To sum up, the European Union is a worldwide unique integration project, which cannot be easily described and understood by using a single theory. This essay applied the theory of federalism in the case of the European Union and showed, that federalism can be used to explain a wide range of the characteristics of the European Union. However, the EU still has some aspects that cannot be attributed to a federal system and therefore the European Union cannot be as a whole explained by federalism and cannot be classified as a federation. Federalism is to a high extent useful in explaining the system of the European Union multi-level governance, as the EU has a supranational and also national level of decision-making.

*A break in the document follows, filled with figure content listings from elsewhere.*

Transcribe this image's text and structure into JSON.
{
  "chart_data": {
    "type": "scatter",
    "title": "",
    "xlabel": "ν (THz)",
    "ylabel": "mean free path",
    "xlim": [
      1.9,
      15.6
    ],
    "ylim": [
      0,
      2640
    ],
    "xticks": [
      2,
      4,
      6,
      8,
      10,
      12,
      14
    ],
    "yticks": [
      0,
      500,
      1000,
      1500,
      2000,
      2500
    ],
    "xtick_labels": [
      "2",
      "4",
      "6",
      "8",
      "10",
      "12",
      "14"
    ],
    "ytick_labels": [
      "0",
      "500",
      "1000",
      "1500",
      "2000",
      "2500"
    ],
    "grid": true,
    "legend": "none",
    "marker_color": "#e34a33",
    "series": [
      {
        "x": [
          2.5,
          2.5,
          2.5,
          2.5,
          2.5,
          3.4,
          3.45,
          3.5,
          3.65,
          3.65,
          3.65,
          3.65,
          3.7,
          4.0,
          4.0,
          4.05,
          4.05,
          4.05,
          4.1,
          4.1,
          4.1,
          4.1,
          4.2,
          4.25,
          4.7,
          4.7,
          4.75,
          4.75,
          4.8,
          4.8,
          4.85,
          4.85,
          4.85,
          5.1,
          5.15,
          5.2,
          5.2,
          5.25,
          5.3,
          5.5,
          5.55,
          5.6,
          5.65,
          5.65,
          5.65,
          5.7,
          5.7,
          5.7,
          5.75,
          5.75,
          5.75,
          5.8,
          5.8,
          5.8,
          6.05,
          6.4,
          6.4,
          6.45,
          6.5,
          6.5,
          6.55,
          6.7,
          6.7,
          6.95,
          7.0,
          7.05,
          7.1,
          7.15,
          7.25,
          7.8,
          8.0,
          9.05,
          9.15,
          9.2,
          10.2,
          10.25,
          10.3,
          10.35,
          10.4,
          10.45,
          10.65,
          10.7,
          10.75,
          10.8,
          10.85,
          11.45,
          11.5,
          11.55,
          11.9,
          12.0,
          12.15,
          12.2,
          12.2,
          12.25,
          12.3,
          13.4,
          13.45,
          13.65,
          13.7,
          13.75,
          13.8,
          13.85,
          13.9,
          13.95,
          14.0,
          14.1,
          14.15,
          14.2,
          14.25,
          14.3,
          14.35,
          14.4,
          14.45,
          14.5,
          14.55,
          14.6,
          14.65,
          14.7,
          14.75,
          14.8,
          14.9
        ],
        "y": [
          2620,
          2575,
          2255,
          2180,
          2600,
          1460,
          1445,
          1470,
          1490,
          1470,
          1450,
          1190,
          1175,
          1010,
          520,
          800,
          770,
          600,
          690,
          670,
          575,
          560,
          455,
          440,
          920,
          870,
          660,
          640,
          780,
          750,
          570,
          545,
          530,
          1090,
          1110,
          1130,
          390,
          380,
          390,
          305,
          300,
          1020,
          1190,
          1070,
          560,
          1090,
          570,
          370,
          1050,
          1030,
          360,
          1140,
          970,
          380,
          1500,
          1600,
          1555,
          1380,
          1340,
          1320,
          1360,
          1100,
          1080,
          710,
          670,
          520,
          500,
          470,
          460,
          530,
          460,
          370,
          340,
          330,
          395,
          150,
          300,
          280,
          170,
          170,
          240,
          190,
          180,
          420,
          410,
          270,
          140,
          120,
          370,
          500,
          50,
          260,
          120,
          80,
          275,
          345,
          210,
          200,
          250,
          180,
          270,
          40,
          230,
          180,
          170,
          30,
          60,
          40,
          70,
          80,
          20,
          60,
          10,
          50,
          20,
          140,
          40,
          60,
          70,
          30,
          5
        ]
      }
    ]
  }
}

Like in the cases of federal systems also the governance levels of the EU have their own separate competences. Additionally, they also share powers in some policy areas to achieve greater efficiency. Federalism can be also useful for explaining the adoption of the direct elections of the European Parliament and the significant increase in its powers over the years. Same goes for the increase in the number of areas decided by qualified majority voting in the Council of the EU. Another significant feature which has the European Union in common with federal states is the supremacy of the European law over the national law of its member states, and the direct effect of the law and also of the decisions made by the EU institutions on the citizens. Unlike federations, the European Union does not have a constitution, but its role is in the context of the EU supplemented by the Treaties. However, even though that federalism can explain many of the EU characteristic features, it cannot be used for the explanation of the absence of an exclusive right to the use of coercion, the absence of general single currency, or the EU’s small budget and its financial dependence on the member states. In conclusion, federalism can be highly useful in explaining many aspects of the European Union, especially its multi-level governance, division of powers and allocation of competences. However, because of how unique the system of the EU is, federalism cannot be used to explain all of its features.